Vaccins contre le Covid: la justice européenne tranche sur les SMS de von der Leyen
La justice de l'UE doit dire mercredi si la Commission européenne avait le droit de refuser l'accès au contenu des SMS échangés en pleine pandémie du Covid entre sa présidente Ursula von der Leyen et Albert Bourla, PDG de Pfizer.
Dans cette affaire le manque de transparence de l'exécutif européen a été épinglé, notamment par la médiatrice de l'UE.
Ces textos, dont le contenu est toujours resté secret, ont été échangés au moment où le laboratoire Pfizer/BioNTech était le plus gros fournisseur de vaccins anti-Covid à l'Union européenne. Les contrats négociés par la Commission au nom des Vingt-Sept se chiffraient en milliards d'euros.
Cela a valu à Mme von der Leyen d'être la cible de plusieurs plaintes, dont l'une au pénal en Belgique pour "destruction de documents publics" et "corruption", à laquelle étaient associées la Pologne et la Hongrie. Cette plainte a été déclarée irrecevable en janvier par la cour d'appel de Liège.
Le volet qui doit être tranché mercredi matin par le Tribunal de l'UE à Luxembourg concerne la plainte d'une journaliste du New York Times, Matina Stevis, qui avait révélé en avril 2021 l'existence de ces échanges numériques.
La journaliste a souhaité l'année suivante se voir communiquer tous les SMS échangés entre Mme von der Leyen et M. Bourla entre le 1er janvier 2021 et le 11 mai 2022, au titre de la possibilité légale d'accéder à des documents publics de l'UE, en vertu d'un règlement européen de 2001.
Le refus opposé par la Commission l'a poussée à saisir la justice européenne, avec le soutien de son journal.
"La Commission a rejeté la demande au motif qu'elle ne détenait pas les documents visés par celle-ci. Mme Stevis et The New York Times ont demandé au Tribunal de l'Union européenne d'annuler la décision de la Commission", rappelle le tribunal.
Pour justifier son refus, l'exécutif européen a affirmé être incapable de produire ces textos.
Ils n'ont pas été enregistrés et archivés en tant que documents publics, "faute de contenu substantiel", a expliqué un de ses responsables lundi devant la presse. "Les SMS ne sont pas systématiquement considérés comme des documents publics".
- "Problématique" -
Le 15 novembre 2024, l'audience de plaidoiries avait donné lieu à des échanges animés entre les deux parties à Luxembourg
Bondine Kloostra, avocate du New York Times, avait accusé la Commission d'avoir "violé les principes de bonne administration et de communication" en négligeant l'importance de ces SMS.
En face, Paolo Stancanelli, juriste chargé de défendre la Commission, avait plaidé que les textos échangés n'entraient en aucun cas dans le cadre d'une négociation sur les conditions d'achat des vaccins. En outre, les services de la Commission, sollicités pour retrouver ces échanges en 2022, s'étaient adressés au cabinet de Mme von der Leyen, qui s'était dit "incapable" de les retrouver.
"La Commission européenne n'a jamais nié qu'il y avait eu des interactions entre Ursula von der Leyen et Albert Bourla. Il manque le lien entre ces textos et la discussion sur les accords portant sur les vaccins", a insisté M. Stancanelli.
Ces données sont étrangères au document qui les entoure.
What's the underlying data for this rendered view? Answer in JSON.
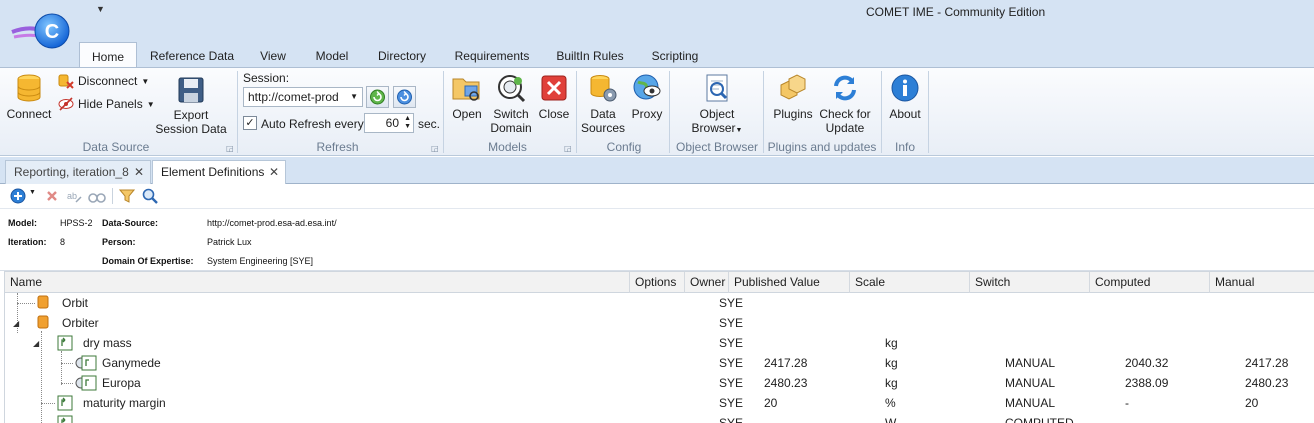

L'affaire a suscité une controverse au sein même des institutions bruxelloises.
La médiatrice de l'UE, à l'époque l'Irlandaise Emily O'Reilly, avait demandé début 2022 au cabinet de Mme von der Leyen de s'efforcer de mettre la main sur les SMS.
"Il est clair (qu'ils) entrent dans le cadre de la législation européenne sur l'accès du public aux documents" et "le public peut y avoir accès s'ils concernent le travail de l'institution", avait-elle estimé, parlant d'un dossier "problématique".
En janvier 2022, par la voix d'un porte-parole, la Commission avait indiqué envisager une mise à jour de sa politique d'accès aux documents, sans plus de précisions.
Durant la période Covid, l'UE a acheté ou réservé plus de la majorité des doses de vaccin au duo américano-allemand Pfizer/BioNTech, même si cinq autres fabricants ont vu leurs vaccins homologués par le régulateur européen.